If you think that quinoa is a cereal, think again! It is a “pseudo cerealˮ, meaning it is the product of a plant from the same family as that of spinach and beet. We call quinoa a “super cerealˮ as research has shown that it can contain up to 50% more protein than other common cereals, as well as higher quantities of calcium, phosphorus, iron, and B12 vitamin. Cook it as you would rice (one part of quinoa for two parts of liquid), then serve it as a salad with diced tomatoes, citrus juice, garlic and fresh parsley. Use it to stuff roasted peppers or to replace oatmeal at breakfast.

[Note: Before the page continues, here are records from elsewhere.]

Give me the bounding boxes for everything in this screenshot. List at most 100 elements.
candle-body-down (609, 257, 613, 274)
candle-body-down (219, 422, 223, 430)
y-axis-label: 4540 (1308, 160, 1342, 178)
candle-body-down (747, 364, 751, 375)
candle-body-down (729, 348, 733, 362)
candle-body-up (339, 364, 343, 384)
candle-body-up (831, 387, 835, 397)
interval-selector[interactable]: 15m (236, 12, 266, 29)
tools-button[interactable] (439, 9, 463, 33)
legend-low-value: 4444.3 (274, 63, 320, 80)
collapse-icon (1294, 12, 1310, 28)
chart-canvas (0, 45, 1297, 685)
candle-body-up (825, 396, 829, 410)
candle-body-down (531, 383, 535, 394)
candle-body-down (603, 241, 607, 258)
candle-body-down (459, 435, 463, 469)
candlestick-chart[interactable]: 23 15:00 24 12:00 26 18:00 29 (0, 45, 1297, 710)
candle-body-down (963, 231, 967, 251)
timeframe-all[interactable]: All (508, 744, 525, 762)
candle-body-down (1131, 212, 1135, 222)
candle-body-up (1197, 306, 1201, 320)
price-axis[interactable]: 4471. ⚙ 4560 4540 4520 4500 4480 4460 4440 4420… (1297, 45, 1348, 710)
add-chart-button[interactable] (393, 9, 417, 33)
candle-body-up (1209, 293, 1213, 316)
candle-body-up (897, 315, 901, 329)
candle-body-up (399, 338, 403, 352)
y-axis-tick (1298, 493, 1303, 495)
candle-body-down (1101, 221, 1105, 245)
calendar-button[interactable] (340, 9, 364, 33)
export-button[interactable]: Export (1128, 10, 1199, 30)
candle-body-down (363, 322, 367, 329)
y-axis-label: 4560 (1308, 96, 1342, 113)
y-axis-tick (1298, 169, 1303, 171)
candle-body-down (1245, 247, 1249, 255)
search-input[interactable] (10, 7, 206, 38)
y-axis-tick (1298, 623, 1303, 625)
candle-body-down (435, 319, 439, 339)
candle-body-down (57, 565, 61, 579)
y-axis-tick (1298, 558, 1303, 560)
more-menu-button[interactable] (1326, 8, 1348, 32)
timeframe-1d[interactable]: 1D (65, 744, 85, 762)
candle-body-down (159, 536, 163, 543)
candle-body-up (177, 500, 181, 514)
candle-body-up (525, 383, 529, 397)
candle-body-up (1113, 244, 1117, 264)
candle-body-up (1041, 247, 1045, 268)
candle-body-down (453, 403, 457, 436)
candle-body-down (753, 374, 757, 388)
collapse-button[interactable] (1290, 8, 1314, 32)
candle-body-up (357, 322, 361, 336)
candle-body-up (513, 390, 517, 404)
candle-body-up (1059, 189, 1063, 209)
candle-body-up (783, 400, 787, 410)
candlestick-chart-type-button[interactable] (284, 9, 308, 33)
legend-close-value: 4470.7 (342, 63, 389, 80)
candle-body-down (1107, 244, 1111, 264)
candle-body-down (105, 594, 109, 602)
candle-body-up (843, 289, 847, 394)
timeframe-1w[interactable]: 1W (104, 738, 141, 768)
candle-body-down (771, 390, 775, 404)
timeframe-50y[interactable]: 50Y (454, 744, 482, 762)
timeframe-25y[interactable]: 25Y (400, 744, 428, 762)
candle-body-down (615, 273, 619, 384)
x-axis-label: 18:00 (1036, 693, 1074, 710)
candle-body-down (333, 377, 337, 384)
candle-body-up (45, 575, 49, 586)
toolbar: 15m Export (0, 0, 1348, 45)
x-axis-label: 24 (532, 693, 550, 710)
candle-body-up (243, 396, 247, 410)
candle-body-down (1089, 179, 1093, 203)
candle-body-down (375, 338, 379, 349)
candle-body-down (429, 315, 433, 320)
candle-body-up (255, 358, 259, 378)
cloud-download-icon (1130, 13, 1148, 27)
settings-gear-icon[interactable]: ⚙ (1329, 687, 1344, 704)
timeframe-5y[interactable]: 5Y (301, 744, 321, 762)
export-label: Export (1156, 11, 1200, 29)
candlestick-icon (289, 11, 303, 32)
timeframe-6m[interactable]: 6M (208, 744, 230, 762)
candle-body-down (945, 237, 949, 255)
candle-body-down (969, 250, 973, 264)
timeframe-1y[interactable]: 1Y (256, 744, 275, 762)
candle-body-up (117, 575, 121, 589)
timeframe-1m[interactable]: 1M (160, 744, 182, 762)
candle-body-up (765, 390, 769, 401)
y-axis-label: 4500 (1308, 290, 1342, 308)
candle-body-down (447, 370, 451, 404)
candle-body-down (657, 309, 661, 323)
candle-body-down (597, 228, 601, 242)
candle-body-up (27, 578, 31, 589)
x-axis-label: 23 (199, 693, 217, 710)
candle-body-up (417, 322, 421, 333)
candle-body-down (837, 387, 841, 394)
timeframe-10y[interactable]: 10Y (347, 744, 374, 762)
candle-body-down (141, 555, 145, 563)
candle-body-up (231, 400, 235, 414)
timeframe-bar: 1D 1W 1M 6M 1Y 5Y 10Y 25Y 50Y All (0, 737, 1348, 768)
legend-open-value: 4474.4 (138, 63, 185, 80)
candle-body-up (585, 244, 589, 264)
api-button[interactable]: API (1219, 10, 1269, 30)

A close cousin of quinoa, amaranthine is frequently used in gluten-free cuisine. It can sometimes de found in the form of a small puffed pearl, which can be eaten with cereal for breakfast. Aztecs were among the first to have used amaranthine. It benefited from a very good reputation with this people, since it gave them energy and improved the athletic performance of hunters and warriors. Nowadays, we eat it first and foremost for enjoyment! Dress amaranthine like rice, and add fresh fruit (strawberries, raspberries), black chocolate chips and an inkling of honey when you bake it. A delicious compromise for sweet-taste lovers!
New on the market, freekeh is actually a process which consists of grilling and drying wheat grains that have yet to mature. We also call it “Green Wheatˮ. To cook one cup (250 ml) of freekeh, you will need 2 ½ cups (625 ml) of water or sodium-reduced broth. Let it simmer at low heat until all of the liquid has been absorbed. In a casserole with sautéed vegetables and shrimps, or in an acorn squash as a side-dish to the meat of your choice, freekeh is guaranteed to be a crowd-pleaser. It will make you mad… in love!
From Yesterday, Still Great Today!
Other ancient cereals are resurfacing due to their healthy components: millet, buckwheat, kamut, spelt… Their existence can sometimes be traced back as far as 5,000 years B.C.! And since these types of cereals’ nutritional profile remains particularly surprising, we are not done talking about them in the future.